Plastic made up more than three-quarters of the litter collected from Australia’s urban waterways and catchments in the past three years, new research shows.
Food wrappers, polystyrene, bottle caps and unidentifiable shards of hard and soft plastic were the most common items found, according to Conservation Volunteers Australia.
The increasing rates of plastic turning up in the nation’s rivers, bays and beaches meant greater intervention was needed to stop the rubbish reaching the sea, chief executive Phil Harrison said.
About 80 per cent of the plastic in the world’s oceans originate in rivers, creeks and storm water systems.
“The severe weather events we have seen across the country this summer have only exacerbated the pressures on our marine environments,” Mr Harrison said on Wednesday.
Researchers collected about 400,000 pieces of plastic between 2020 and 2023 from nine of the nation’s major urban waterways and catchments across the nation, with 79 per cent of marine litter found to be plastic.

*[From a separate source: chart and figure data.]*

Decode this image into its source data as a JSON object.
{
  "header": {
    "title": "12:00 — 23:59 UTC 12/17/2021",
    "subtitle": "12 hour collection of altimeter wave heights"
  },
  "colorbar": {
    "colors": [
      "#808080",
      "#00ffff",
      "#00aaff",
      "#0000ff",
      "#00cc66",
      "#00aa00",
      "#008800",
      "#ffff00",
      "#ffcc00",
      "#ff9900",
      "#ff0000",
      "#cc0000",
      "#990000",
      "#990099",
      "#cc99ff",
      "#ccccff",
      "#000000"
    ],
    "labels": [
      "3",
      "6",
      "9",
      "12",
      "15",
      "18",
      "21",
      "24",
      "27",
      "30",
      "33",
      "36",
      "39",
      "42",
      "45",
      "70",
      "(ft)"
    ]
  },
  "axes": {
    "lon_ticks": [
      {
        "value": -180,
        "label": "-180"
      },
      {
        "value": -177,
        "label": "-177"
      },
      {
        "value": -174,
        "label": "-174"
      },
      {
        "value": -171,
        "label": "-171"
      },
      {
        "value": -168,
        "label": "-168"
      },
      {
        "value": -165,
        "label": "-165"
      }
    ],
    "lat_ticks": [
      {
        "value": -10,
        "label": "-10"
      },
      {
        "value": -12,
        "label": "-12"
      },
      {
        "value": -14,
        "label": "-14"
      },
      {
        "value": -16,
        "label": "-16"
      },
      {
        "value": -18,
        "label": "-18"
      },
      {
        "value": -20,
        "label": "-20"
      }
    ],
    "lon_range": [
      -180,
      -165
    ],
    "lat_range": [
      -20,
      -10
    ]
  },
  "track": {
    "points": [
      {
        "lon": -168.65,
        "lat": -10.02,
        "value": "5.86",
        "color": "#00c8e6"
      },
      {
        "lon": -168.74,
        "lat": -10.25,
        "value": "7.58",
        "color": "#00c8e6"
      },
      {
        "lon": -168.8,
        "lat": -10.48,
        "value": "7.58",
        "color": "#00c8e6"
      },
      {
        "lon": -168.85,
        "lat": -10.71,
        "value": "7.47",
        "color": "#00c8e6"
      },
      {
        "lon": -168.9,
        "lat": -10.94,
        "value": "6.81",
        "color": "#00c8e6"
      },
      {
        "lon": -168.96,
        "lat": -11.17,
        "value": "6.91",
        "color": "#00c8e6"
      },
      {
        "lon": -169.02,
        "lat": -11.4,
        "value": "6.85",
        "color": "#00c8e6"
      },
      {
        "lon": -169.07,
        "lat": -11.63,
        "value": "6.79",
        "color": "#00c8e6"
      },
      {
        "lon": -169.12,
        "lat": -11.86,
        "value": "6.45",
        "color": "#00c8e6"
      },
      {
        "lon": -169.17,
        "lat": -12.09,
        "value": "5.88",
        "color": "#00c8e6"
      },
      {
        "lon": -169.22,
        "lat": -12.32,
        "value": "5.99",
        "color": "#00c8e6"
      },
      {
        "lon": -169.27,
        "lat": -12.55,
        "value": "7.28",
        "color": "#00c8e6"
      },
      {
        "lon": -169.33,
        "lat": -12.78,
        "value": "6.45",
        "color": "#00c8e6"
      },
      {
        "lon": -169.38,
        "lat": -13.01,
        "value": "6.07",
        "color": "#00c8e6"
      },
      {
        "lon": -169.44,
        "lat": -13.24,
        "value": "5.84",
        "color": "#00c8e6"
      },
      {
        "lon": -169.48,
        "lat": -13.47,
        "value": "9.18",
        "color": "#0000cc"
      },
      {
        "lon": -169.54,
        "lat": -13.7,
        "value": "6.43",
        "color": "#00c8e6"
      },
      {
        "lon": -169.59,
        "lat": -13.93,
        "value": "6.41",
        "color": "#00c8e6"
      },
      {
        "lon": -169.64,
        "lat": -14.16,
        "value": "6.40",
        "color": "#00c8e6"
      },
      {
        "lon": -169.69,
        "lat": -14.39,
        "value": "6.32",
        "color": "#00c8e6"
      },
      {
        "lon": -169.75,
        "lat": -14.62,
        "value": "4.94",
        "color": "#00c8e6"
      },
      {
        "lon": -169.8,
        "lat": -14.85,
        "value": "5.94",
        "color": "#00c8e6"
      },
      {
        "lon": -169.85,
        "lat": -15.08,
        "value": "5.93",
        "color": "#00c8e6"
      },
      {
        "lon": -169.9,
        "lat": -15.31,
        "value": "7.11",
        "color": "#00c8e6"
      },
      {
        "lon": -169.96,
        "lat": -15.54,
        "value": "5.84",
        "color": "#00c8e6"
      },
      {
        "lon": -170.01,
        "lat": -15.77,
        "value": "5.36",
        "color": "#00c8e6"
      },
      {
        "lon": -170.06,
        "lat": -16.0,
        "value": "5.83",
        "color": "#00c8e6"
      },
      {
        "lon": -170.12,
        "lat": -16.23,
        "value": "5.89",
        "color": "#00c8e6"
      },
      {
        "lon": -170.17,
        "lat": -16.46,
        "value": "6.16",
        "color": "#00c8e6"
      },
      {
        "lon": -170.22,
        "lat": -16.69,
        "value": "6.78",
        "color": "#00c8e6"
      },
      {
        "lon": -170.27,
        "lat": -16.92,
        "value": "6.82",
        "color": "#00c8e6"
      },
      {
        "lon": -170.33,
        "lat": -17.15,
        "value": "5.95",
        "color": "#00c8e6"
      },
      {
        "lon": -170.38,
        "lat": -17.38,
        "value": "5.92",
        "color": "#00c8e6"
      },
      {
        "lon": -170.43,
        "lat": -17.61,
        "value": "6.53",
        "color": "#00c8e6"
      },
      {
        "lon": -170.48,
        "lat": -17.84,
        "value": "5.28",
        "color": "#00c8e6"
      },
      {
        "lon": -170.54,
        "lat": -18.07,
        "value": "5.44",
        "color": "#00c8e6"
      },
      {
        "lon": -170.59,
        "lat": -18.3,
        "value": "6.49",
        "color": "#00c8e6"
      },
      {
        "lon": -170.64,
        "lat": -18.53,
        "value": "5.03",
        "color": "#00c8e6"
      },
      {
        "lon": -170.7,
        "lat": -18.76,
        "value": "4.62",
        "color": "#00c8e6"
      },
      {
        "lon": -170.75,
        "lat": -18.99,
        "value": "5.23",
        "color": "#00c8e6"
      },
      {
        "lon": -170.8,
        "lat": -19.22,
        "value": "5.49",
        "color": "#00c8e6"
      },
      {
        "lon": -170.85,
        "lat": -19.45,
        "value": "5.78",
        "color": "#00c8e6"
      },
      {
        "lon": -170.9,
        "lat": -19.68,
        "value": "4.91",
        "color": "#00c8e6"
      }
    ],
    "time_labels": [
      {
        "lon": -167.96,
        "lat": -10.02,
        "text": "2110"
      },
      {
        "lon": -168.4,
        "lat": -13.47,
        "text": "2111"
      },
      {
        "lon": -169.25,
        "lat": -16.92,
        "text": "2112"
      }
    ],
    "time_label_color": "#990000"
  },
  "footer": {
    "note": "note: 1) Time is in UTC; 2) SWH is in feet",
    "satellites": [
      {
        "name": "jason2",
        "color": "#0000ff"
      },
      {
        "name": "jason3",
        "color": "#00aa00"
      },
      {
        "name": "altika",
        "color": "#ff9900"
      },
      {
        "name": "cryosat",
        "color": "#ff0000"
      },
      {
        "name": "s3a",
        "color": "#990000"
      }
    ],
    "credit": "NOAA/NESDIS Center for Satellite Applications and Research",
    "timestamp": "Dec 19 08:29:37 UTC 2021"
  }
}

Sydney had the highest concentration of plastics nationally over the past three years with 91 per cent of trash found to be plastic in the city’s key ocean tributaries.
Perth’s Swan River had the lowest at 61 per cent, with Melbourne, Brisbane and Adelaide notching up 70, 80 and 86 per cent respectively.
Traditionally problematic single-use plastics, such as thin plastic bags, straws, plates and utensils, collectively made up less than 10 per cent of all litter following bans across the nation.
The findings come as Conservation Volunteers Australia prepares to launch the inaugural World Ocean Day Down Under as part of a national campaign of action to reduce plastic pollution through to international Word Ocean Day on June 8.